The programme comprised works by Béla Bartók, Dohnányi, Stravinsky and Ligeti - bar Stravinsky, a Hungarian line-up. It
made for was a powerful immersion in a particular modernist idiom, one
inflected by – among other things - romanticism, Magyar folk and jazz. Adrian Adlam started with Bartók’s
monumental four-movement Sonata for solo violin (1943). This piece was written
for Yehudi Menuhin, and tests the technical range of instrument and player to the
limit. The performance was accompanied by the dazzlingly difficult score
projected onto a screen. I am used to following scores at home and on YouTube,
but I haven’t seen it done in this rather cinematic way in a concert hall
before. It certainly worked for me: this
eye-watering stew of dotted rhythms, massed accidentals and oddly shaped
phrases rather magically resolved into patterns we could recognise and follow. Individual
phrases sounded like the improvisation of a moment, in an unpredictable
emotional journey, yet at the same time we were made aware of a rigorous architectural
scheme. Throughout, the work was utterly compelling musically; the technical
brilliance was always a means to an expressive and evocative end.

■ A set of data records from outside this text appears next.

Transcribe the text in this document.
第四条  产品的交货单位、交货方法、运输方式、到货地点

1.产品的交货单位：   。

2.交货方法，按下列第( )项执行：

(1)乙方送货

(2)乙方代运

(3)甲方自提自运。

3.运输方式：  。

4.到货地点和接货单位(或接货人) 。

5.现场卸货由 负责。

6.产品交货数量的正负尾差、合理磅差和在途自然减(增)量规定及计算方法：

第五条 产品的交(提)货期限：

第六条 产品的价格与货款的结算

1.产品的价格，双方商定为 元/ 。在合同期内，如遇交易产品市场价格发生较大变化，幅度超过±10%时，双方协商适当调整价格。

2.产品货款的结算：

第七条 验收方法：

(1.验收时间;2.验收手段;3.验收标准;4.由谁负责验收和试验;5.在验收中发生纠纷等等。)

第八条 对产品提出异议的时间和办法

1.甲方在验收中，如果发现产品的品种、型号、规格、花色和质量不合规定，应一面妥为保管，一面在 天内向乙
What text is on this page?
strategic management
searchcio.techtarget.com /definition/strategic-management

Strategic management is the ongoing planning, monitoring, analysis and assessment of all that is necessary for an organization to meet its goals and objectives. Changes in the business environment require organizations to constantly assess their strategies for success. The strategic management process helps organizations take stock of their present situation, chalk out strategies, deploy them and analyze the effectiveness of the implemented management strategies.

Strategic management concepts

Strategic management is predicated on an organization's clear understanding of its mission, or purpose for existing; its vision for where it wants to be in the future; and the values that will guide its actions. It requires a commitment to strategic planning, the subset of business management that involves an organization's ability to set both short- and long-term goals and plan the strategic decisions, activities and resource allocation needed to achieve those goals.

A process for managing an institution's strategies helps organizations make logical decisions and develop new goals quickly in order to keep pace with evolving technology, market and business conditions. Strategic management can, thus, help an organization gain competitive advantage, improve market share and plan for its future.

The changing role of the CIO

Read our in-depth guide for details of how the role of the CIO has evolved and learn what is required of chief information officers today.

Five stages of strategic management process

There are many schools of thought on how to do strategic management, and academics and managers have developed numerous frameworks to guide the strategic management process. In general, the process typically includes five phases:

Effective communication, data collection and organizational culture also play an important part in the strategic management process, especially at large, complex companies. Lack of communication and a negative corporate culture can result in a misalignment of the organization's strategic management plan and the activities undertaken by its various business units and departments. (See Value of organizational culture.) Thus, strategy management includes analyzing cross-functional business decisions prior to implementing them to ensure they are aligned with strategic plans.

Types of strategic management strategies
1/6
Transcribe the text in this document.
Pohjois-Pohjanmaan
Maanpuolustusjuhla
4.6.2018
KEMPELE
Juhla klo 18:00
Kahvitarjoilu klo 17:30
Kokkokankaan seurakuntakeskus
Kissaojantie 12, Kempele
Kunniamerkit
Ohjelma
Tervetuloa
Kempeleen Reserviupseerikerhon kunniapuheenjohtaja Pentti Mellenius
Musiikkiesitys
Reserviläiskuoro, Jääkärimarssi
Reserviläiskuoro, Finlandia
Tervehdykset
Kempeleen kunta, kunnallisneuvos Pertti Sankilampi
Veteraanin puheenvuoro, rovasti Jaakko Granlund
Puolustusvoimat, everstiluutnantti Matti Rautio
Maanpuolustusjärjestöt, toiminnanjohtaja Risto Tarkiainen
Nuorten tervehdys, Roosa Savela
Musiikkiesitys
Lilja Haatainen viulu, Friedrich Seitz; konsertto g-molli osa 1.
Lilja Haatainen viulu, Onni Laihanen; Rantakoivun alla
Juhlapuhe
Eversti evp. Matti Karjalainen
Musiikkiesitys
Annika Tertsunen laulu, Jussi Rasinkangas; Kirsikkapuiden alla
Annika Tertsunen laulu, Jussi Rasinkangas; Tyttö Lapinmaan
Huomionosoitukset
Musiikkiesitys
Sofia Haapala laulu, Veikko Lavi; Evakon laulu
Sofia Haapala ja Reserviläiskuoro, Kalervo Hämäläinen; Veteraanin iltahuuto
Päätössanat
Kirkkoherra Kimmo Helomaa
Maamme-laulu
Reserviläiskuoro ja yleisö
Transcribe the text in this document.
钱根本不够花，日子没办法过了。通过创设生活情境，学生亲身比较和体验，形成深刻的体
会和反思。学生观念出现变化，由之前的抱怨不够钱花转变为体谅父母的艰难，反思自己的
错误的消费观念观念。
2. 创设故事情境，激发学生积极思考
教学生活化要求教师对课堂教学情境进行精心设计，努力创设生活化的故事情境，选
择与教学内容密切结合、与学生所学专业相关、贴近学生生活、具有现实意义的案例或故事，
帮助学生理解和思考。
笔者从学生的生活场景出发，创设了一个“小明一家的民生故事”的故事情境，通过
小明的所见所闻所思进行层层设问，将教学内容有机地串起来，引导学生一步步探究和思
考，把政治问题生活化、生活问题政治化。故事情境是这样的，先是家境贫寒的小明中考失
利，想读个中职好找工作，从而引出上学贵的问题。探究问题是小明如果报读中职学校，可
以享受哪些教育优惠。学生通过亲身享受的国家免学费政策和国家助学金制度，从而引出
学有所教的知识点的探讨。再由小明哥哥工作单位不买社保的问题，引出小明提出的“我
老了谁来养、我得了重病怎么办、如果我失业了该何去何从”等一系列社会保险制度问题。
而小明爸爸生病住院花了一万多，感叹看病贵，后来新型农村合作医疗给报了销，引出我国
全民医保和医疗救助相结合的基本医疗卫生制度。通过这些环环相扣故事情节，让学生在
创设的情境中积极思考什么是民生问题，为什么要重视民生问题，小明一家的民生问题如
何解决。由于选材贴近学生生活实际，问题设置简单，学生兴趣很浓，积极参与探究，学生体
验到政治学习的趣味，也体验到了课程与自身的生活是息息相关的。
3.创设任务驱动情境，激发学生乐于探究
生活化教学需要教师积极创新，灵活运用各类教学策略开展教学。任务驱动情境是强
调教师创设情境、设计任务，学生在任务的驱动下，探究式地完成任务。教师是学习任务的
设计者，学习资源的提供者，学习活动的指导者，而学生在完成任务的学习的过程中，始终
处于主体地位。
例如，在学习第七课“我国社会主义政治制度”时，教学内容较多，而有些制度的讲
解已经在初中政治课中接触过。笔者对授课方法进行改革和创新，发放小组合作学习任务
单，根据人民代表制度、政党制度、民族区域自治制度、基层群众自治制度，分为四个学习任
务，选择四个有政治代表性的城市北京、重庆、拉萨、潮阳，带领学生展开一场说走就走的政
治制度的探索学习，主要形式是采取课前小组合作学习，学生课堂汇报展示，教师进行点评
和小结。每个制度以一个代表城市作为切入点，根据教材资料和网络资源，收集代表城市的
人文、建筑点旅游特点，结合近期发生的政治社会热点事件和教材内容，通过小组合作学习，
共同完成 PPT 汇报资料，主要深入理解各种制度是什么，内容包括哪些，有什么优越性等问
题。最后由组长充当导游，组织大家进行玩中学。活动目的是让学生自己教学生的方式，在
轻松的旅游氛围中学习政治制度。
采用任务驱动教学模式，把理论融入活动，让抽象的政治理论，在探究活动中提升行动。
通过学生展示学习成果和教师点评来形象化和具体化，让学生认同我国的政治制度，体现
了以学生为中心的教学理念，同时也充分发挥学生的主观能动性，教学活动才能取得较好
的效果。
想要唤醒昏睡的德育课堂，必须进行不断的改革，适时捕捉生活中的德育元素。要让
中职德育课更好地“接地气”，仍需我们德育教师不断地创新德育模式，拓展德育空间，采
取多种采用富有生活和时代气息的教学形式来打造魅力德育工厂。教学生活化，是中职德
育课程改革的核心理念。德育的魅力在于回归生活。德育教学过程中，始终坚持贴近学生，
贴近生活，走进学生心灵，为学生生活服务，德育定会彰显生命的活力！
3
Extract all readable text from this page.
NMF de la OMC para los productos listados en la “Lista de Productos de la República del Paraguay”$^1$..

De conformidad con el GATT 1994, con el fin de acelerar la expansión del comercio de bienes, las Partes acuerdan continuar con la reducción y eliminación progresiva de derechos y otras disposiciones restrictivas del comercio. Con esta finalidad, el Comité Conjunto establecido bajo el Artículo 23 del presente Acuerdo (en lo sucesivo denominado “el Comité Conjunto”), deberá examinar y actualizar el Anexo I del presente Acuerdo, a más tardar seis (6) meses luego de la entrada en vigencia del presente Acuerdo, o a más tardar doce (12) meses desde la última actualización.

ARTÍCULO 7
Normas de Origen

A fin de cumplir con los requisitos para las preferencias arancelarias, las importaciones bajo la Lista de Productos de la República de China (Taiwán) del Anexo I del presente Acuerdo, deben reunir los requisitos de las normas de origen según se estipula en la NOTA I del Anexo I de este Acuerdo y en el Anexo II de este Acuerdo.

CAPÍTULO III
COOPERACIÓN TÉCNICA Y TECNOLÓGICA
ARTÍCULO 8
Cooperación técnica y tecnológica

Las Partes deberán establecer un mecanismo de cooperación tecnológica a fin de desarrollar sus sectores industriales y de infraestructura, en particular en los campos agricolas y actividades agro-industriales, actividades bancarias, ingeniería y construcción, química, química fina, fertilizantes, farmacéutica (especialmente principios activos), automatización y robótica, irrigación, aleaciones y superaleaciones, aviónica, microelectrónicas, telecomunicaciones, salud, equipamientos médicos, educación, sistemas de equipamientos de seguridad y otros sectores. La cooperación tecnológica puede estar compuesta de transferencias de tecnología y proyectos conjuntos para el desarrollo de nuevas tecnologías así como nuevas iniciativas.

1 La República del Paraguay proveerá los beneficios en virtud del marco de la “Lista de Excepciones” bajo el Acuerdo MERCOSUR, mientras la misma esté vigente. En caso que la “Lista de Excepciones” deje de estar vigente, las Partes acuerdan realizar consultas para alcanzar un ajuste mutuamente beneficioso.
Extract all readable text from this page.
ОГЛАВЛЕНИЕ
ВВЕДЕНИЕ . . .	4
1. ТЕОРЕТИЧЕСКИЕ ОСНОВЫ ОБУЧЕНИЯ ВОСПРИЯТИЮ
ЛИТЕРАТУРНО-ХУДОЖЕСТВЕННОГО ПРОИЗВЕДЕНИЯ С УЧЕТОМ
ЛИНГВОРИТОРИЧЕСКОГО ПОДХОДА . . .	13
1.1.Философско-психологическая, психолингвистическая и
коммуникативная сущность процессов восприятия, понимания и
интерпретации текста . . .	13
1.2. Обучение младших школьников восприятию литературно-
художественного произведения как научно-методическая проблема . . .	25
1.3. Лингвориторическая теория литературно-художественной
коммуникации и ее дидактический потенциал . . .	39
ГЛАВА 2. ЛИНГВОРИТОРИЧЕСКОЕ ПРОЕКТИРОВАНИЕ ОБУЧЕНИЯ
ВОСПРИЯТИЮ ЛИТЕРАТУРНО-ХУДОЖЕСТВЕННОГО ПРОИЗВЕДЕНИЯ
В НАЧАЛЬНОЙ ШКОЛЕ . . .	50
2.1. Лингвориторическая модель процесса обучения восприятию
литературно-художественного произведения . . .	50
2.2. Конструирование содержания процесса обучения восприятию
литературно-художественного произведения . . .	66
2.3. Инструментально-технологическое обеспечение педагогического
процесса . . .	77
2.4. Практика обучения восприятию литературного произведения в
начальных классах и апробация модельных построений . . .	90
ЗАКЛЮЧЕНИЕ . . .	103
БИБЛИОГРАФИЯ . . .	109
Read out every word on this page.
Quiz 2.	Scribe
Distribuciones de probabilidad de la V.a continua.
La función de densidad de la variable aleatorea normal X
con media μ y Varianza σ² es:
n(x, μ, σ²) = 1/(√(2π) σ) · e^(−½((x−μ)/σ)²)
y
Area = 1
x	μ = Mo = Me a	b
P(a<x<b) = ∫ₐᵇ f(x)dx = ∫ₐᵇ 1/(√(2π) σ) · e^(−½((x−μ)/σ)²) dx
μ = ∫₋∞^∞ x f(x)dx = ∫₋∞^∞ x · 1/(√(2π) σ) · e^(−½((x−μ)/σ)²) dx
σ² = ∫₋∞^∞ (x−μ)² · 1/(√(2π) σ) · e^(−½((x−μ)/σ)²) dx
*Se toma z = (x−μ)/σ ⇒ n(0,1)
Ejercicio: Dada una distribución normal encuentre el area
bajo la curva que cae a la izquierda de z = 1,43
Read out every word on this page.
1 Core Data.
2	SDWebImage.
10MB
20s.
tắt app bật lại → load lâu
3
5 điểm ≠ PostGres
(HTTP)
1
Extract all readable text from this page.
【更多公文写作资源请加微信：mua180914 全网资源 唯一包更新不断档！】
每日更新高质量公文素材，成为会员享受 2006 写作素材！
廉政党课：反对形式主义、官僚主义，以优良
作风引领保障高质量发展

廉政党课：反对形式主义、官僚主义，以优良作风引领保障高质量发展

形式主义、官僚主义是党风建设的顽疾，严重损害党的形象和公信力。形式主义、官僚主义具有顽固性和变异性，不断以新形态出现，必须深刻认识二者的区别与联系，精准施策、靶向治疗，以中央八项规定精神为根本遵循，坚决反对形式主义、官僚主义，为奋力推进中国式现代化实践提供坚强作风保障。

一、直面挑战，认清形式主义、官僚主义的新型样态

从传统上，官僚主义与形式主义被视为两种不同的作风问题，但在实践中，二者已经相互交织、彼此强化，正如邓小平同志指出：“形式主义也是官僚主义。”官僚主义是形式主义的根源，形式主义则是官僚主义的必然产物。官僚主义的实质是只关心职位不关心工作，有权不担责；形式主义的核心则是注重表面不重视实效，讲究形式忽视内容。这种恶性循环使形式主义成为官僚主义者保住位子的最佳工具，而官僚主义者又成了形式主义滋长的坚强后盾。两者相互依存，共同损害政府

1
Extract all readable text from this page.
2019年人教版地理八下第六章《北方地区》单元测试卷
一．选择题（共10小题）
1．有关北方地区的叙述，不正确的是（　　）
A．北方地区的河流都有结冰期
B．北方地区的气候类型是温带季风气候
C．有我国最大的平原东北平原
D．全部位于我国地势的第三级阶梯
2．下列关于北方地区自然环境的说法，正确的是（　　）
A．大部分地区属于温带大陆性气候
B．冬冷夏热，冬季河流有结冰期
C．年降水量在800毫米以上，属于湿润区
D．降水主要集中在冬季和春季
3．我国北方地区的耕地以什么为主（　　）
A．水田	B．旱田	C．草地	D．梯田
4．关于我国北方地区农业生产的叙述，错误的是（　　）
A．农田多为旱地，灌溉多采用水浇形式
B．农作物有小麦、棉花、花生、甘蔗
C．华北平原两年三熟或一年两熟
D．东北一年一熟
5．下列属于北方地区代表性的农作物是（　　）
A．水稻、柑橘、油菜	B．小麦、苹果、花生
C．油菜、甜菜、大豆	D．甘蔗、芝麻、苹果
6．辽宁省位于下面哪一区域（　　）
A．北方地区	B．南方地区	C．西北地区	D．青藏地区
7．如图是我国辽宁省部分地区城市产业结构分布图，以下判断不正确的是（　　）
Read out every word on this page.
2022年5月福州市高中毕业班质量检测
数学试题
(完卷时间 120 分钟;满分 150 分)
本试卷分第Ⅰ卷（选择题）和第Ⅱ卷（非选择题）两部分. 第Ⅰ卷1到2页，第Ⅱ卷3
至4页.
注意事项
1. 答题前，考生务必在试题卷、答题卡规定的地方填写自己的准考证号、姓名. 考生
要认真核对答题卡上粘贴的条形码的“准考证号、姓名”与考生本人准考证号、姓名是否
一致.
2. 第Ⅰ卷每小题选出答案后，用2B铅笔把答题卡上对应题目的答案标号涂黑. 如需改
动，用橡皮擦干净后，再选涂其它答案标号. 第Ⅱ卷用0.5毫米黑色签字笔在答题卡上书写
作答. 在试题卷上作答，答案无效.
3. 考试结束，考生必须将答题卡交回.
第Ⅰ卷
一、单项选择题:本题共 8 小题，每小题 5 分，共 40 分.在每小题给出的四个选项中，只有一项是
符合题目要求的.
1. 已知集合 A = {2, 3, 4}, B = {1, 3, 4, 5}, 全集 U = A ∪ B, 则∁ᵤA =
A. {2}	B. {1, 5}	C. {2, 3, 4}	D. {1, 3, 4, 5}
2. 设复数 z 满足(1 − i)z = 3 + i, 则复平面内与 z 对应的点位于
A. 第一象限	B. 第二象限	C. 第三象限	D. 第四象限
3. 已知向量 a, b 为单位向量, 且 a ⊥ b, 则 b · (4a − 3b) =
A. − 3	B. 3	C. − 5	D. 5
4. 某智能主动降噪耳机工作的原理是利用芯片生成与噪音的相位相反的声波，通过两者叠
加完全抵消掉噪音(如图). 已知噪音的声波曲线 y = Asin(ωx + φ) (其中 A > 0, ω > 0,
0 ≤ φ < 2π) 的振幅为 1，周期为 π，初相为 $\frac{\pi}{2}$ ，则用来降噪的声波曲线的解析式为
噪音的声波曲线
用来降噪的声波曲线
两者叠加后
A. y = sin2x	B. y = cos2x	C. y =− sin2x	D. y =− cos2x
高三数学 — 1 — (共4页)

Peter Cornish (clarinet) followed with Stravinsky’s Three
Pieces for Solo Clarinet (1918), inspired by Sidney Bechet. The Rhapsody in C
Major for piano by Ernö Dohnányi, played by Stepehn Robbings, was much more romantic
and traditionally melodic. György Ligeti’s Ballad and Dance for
violin and clarinet (composed for two violins in 1950) was a short and
energetic exercise in modal counterpoint and flickering dance rhythms. Finally all
three performers joined for more Bartok: his Contrasts for violin, piano and clarinet
was the result of an approach made to the composer by Benny Goodman. Bartók
had to overcome an initial reluctance – he seemed to feel that the instruments
really spoke in different languages – and then wrote a work which actually
brings out these differences rather than resolves them (hence the title).
Clarinetist and violinist both have to change instruments, there are bravura
technical displays crackling away continuously, but what most struck me on a first listening
was the sheer energy and fecundity of the composing. From the opening
Czardas-like chords punched out by violin, through the shifting melodies of
the slow (Pihenö) movement to the rapid yet crystalline Sebes (fast) final
movement the whole work conveyed an irresistible flow of invention. Sophisticated technique – exciting to watch
in itself - brought out energies which
seemed to come from somewhere primal and deeply playful. Modernity as a
rediscovery of the primitive, moving forward by reaching back.
Adrian Adlam has recorded Bartók's sonatas for EigenArt.